Saulnier moved to Virginia three years ago and was previously the financial aid director at the private University of Lynchburg. He said that although UMW is a public university, its small size makes it operate almost as a private institution. “What privates usually say [is] they try to offer small class sizes [and] a community that everyone knows who you are,” he said.
He said that despite their similarities, the colleges differ in terms of funding allocation. “There’s actually a lot more support from the state at a public institution,” Saulnier said.“The VGAP funds specifically geared to help the neediest of students, and to help offset some of those costs. Obviously, those funds are not unlimited, so the state does not provide us enough to all their students that have that need. And so we have to try and utilize them to the best of our ability.”
The chief priority of the financial aid department is to ensure it is in compliance with all federal and state regulations. For instance, all educational institutions are required to offer some type of program in recognition of Constitution Day, an annual holiday that commemorates the signing of the U.S. Constitution which is celebrated on Sep. 17.
Saulnier said he will not rush into making any drastic changes to the Office of Financial Aid. “I like to come in and observe,” he said. “If there’s some things that I can quickly make a change that I feel would really be beneficial to the office or university, I would of course make them. But I don’t like to say ‘I’m definitely coming in and making changes,’ because we could be doing some things really well.”
Saulnier emphasized two components that contribute to the quality of support students receive in the fiscal area: community outreach and financial literacy. Currently, the university is reaching out to high schools and aiding prospective students in completing their FAFSAs. According to Saulnier, students go through three phases of financial literacy: the end of high school, which starts the process of deciding which college to attend, attending the chosen college, and lastly the post-graduation stage.
“One of the things that I usually like to point out when I do a financial literacy presentation is that the number one target of identity theft is actually 18 to 29 year olds,” Saulnier said.
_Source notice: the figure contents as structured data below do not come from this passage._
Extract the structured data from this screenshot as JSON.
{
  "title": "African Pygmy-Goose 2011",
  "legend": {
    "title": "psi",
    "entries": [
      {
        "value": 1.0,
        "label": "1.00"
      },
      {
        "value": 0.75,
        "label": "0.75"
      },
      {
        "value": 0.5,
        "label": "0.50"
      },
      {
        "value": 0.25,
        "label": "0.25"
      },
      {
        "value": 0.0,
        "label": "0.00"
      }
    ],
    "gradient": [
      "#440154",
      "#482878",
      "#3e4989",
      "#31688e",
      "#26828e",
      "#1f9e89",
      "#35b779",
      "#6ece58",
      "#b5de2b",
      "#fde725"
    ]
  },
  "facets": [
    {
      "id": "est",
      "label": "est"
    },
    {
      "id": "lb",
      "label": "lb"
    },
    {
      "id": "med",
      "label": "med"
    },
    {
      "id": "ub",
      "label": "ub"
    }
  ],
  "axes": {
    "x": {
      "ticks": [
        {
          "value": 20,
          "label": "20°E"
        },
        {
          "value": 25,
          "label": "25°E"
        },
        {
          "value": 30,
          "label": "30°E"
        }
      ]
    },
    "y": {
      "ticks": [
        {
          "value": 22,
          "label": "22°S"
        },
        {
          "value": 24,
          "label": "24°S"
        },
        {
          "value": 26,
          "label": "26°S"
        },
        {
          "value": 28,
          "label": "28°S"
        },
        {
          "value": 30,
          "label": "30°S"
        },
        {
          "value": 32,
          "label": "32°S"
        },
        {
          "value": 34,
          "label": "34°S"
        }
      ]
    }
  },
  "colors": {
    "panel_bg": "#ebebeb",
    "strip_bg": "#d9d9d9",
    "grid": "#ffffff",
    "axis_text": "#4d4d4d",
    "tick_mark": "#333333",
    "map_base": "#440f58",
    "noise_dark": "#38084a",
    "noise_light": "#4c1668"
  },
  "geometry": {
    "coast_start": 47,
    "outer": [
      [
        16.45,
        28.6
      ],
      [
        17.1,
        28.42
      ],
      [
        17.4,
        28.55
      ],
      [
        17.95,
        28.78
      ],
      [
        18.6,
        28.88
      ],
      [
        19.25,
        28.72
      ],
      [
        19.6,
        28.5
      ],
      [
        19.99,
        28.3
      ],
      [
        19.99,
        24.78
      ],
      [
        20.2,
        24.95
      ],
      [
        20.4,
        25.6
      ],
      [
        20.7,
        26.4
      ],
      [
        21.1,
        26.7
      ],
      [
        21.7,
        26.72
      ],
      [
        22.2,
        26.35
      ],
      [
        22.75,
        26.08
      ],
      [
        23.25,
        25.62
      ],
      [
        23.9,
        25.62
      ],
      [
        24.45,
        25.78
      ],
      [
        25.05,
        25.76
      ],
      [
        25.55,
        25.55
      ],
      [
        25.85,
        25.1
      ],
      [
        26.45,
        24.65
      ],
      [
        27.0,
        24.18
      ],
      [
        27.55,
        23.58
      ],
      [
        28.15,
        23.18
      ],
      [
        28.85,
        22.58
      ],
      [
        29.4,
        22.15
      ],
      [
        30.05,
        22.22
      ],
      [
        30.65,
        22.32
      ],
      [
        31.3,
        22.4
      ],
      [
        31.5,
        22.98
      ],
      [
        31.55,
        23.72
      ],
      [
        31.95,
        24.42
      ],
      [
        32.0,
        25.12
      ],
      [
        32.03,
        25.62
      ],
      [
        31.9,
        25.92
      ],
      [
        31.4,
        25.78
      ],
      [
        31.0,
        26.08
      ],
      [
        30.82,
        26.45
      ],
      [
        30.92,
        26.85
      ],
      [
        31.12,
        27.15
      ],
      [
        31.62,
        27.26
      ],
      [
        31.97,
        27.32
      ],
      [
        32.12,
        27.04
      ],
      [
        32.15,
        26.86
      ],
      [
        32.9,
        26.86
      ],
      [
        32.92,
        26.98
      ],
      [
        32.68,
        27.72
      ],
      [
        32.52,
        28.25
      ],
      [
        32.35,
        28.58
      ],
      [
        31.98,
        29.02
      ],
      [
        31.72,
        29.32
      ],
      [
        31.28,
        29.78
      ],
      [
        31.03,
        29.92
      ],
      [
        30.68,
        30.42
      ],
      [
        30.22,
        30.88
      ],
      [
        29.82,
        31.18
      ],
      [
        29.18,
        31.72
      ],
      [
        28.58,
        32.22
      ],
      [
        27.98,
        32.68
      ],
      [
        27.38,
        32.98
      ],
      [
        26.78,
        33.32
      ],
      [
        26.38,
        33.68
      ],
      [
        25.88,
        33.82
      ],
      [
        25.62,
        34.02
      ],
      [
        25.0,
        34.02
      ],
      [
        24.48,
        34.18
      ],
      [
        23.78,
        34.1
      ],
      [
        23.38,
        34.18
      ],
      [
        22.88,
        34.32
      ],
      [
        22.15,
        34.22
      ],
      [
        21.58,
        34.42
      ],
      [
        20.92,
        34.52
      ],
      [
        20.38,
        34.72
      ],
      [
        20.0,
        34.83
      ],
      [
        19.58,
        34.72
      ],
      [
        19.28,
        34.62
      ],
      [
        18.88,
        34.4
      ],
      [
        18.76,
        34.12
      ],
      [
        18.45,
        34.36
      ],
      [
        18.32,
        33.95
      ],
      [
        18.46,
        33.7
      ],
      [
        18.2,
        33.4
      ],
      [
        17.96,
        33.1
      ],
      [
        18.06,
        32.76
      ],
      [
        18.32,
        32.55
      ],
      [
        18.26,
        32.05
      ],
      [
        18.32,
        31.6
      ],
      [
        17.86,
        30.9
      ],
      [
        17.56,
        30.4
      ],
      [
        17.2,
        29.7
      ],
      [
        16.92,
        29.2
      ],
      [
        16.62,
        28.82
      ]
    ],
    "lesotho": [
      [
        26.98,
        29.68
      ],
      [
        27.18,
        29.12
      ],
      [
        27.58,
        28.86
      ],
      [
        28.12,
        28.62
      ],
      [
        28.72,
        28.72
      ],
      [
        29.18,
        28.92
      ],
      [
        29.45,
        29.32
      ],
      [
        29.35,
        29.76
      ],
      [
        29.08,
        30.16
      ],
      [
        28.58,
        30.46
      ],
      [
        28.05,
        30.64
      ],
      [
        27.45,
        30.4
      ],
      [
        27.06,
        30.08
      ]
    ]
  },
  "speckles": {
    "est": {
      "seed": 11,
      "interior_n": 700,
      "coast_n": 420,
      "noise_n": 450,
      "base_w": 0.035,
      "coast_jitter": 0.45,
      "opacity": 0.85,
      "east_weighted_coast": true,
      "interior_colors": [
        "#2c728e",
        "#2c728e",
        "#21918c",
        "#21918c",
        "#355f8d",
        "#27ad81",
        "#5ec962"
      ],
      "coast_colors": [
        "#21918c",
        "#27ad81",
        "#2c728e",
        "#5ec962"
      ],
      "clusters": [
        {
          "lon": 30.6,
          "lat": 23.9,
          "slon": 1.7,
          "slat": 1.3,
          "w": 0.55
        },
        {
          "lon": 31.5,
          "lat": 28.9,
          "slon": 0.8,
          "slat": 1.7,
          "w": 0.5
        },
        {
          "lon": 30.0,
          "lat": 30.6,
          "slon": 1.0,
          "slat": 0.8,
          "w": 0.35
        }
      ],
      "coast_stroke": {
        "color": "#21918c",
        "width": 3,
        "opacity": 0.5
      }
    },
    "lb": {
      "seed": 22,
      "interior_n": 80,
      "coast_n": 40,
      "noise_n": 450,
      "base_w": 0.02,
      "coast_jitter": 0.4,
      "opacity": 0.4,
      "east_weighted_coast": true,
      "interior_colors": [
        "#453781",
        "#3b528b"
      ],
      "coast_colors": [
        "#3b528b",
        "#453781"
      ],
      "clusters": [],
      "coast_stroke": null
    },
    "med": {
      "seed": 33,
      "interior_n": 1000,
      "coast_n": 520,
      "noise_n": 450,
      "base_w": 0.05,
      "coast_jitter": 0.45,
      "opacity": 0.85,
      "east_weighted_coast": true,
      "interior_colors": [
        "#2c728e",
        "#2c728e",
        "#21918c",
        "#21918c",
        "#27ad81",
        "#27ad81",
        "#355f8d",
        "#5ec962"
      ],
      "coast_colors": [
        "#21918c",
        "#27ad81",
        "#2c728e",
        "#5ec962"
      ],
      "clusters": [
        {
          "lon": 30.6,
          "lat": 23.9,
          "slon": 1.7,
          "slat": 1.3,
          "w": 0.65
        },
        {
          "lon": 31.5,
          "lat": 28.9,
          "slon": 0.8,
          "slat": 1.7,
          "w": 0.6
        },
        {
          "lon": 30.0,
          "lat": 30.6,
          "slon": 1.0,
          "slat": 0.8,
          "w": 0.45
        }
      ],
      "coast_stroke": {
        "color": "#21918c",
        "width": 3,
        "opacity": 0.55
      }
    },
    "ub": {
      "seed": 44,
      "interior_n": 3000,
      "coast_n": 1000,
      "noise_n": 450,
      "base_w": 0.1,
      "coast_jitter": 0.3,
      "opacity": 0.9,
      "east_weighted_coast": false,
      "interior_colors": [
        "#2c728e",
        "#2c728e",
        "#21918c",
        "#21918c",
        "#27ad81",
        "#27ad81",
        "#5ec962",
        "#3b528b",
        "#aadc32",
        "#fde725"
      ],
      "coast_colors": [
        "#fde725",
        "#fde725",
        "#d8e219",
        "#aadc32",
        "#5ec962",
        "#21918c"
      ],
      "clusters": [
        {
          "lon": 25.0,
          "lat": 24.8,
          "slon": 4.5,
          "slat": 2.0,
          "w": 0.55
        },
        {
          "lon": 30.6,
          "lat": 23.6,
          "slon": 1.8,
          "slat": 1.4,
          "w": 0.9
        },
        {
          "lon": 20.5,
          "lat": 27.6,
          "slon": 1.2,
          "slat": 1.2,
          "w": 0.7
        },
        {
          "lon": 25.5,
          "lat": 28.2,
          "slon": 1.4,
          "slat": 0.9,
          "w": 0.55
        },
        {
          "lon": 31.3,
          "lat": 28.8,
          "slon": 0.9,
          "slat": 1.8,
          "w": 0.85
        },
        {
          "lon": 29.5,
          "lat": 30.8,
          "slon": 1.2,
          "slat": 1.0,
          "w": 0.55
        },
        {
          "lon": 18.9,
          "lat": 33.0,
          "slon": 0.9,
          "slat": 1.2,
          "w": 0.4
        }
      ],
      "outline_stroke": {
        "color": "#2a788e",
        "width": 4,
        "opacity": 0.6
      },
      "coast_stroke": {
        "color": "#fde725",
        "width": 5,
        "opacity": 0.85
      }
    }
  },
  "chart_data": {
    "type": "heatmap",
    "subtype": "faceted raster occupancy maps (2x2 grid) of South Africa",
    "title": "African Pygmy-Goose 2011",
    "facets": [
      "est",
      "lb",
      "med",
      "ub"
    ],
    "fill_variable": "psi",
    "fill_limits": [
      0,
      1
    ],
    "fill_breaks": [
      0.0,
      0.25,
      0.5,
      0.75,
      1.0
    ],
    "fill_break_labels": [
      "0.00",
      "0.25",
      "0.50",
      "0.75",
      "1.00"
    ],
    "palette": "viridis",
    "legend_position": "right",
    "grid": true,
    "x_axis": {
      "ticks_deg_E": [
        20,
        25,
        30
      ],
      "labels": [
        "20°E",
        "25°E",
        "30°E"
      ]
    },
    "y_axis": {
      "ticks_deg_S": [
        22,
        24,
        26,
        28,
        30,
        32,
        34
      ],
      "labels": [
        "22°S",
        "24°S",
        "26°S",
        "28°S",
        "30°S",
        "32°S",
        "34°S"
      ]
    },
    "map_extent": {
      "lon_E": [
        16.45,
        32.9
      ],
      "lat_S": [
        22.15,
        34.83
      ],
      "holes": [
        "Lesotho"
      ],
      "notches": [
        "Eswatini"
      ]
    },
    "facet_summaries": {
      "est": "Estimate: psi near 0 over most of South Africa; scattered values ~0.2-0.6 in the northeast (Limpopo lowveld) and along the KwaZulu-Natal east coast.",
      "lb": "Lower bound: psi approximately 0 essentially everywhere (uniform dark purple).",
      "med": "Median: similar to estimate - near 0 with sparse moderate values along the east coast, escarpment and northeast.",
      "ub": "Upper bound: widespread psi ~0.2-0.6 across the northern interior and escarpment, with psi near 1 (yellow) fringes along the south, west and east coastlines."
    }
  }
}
“The reason is, A – they are a little bit more lax with their information, they’re not thinking of that privacy yet as well as they’re not in a daily job mindset. You’re going to college, you’re thinking about studying, preparing for your tests and you’re not thinking did you check your credit card, your bank, to make sure your identity hasn’t been stolen. And B – usually the other big thing is learning to budget. And then have realistic aspirations of what your career might be after you graduate.”
His advice to students? “Try to budget to make sure you’re not borrowing more than you really need once you get to where you’re going for your job.”
Colette Fralen, a sophomore majoring in historic preservation said, “I think financial aid should make you feel more confident in your decision to go to a school and it shouldn’t leave you worried thinking ‘how am I going to pay this off.’” She also said, demonstrating Saulnier’s three phases to financial literacy, “I’m satisfied right now because I don’t have to pay it off until after I graduate. But after I graduate I’m going to have to.”
Sophomore graphic design major Mya Bundy said, “There are some financial aid offers that offer more than others. And if the student needs more help in one area, like dining or book expenses then that should be really promoted.”
Josie Vernick, a sophomore majoring in international affairs said, “In spite of receiving scholarships and other relevant information from the Financial Aid Office throughout the year, I don’t have a whole lot of experience knowing the department and its resources, so information sessions might help with greater outreach to the student body and its understanding of how to navigate the financial aid processes.”
Saulnier wanted to convey to the UMW community that the wellbeing of students is his top priority.
“Usually when I come to a new institution, one of my goals is to evaluate, really start to engage with the community leaders from faculty, staff and students. And sort of get an understanding of who UMW is, and then really try to push those things about community engagement, financial literacy and create a welcoming environment that is helpful to students.”